Die Ausstellung in Gümligen

wird unterstützt durch die Nationale Schweizerische Unesco-Kommission, die Elternvereinigung für Kinder mit Down-Syndrom, Schweiz, die Pro Infirmis, Schweiz, eine Elternvereinigung von Behinderten aus Venedig (A.N.F.F.A.S.) sowie durch Private. Sie ist vom 24. Oktober bis am 5. Dezember im Bärtschihus in Gümligen zu sehen, Dienstag und Mittwoch von 14 bis 17 Uhr und Donnerstag bis Sonntag von 14 bis 19 Uhr (vom 27. bis 30. Oktober von 17 bis 19 Uhr).

Das Beispiel Thurgau

hwi. Als erster Kanton hat der Thurgau ein Konzept für eine integrative Schule erarbeitet. Im August ist der fünfjährige Versuch in zwei Dörfern angelaufen.
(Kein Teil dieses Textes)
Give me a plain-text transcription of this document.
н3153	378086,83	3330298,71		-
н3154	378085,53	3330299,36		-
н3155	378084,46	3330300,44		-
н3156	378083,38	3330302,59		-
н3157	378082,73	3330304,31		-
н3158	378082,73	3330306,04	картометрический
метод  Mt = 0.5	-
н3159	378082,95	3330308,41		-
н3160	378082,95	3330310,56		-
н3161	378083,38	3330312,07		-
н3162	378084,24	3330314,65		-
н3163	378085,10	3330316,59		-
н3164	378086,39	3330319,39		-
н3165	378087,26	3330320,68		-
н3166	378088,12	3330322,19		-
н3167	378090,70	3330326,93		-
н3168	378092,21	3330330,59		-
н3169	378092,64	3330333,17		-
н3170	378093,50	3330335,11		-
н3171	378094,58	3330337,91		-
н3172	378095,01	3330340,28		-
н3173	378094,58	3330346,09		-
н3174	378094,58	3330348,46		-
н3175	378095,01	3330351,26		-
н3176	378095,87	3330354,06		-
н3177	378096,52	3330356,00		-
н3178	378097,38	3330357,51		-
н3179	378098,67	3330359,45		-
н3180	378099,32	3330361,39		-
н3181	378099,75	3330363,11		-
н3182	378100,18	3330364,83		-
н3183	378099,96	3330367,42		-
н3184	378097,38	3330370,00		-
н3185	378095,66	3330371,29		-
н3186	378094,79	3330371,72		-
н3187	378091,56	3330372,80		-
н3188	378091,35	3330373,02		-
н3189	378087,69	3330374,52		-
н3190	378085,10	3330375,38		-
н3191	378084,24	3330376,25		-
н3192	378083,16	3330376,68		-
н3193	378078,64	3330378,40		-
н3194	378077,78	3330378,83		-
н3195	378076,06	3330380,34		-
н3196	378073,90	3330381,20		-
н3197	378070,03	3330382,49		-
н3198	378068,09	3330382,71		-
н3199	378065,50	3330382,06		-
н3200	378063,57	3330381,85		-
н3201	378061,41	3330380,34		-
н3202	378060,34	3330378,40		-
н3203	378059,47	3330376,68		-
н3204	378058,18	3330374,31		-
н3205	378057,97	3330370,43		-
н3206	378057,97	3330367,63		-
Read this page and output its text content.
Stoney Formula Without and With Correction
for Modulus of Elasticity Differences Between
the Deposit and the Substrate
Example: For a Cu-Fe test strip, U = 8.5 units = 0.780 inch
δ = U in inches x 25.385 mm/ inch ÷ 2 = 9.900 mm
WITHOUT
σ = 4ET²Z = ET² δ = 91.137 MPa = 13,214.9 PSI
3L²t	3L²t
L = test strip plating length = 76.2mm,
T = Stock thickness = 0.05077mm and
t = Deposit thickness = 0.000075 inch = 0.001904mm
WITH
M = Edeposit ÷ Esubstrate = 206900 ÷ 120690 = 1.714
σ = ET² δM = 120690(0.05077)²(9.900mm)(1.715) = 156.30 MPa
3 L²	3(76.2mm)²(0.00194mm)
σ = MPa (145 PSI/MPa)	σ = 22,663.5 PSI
Mit einer Geschichte von den vier Fingern und dem Daumen mit dem dicken Bauch und gemeinsamen Zahlenübungen beginnt dieser Montagmorgen in der 36 Schülerinnen und Schüler zählenden Unterstufenklasse in Hohentannen. Nach einer Weile verlässt die Heilpädagogin mit zwei Kindern das Klassenzimmer, um in einem kleineren Raum die Kenntnis der Ziffern eins bis fünf zu festigen. In der gleichen Zeit arbeitet die Klassenlehrerin mit den andern an den weiteren Zahlen. Neben den beiden Lehrerinnen stehen den Schülern und Schülerinnen zwei Heilpädagoginnen, eine Psychomotoriktherapeutin, eine Stufenhilfe und eine Logopädin teilzeitlich zur Seite. Ins Projekt involviert ist auch die Kindergärtnerin. Der Aufwand scheint gross zu sein. Doch betreute man die behinderten oder verhaltensauffälligen Kinder wie andernorts in Sonderschulheimen oder Heilpädagogischen Schulen, entstünden dieselben Kosten. Die schulische Integration aller Kinder ist kostenneutral. Die IV leistet Beiträge gemäss Sonderschulverfügung. Weitere Schulen oder Gemeinden können dem Projekt beitreten. Dazu muss die Bereitschaft der Eltern, Lehrer und Behörden vorhanden sein. Die Behörden arbeiten zudem mit einer Sonderschule zusammen, die allenfalls bereit ist, ein behindertes Kind aufzunehmen.

Der grösste Vorteil liegt für die speziell förderungsbedürftigen Kinder in der sozialen Integration. Aber auch «normale» Kinder profitieren. Ihre soziale Kompetenz erhöht sich entscheidend. «Sie lernen, dass der Stärkere den Schwächeren unterstützen muss. Eine Qualität, die man im Erwachsenenleben, im Beruf braucht», sagt Projektleiter Herbert Wyss. Er ist gar überzeugt, und beruft sich dabei auf Studien, dass überdurchschnittlich begabte Kinder von der integrativen Schule am meisten profitieren. Ist nämlich die Förderung begabter Kinder nicht adäquat, kann es zu ernsten Verhaltensstörungen und sogar schulischen Schwierigkeiten kommen. Die individuelle Lernmethodik hingegen soll allen zugute kommen.


Themen, die Julieta Minder, Fotografin und Mutter eines behinderten Kindes, beschäftigen: Ausgrenzung . . .


. . . Kontaktaufnahme zwischen Behinderten und Nichtbehinderten . . .


. . . und nicht zuletzt die Integration, die in diesem Fall heftig und zugleich liebevoll ist.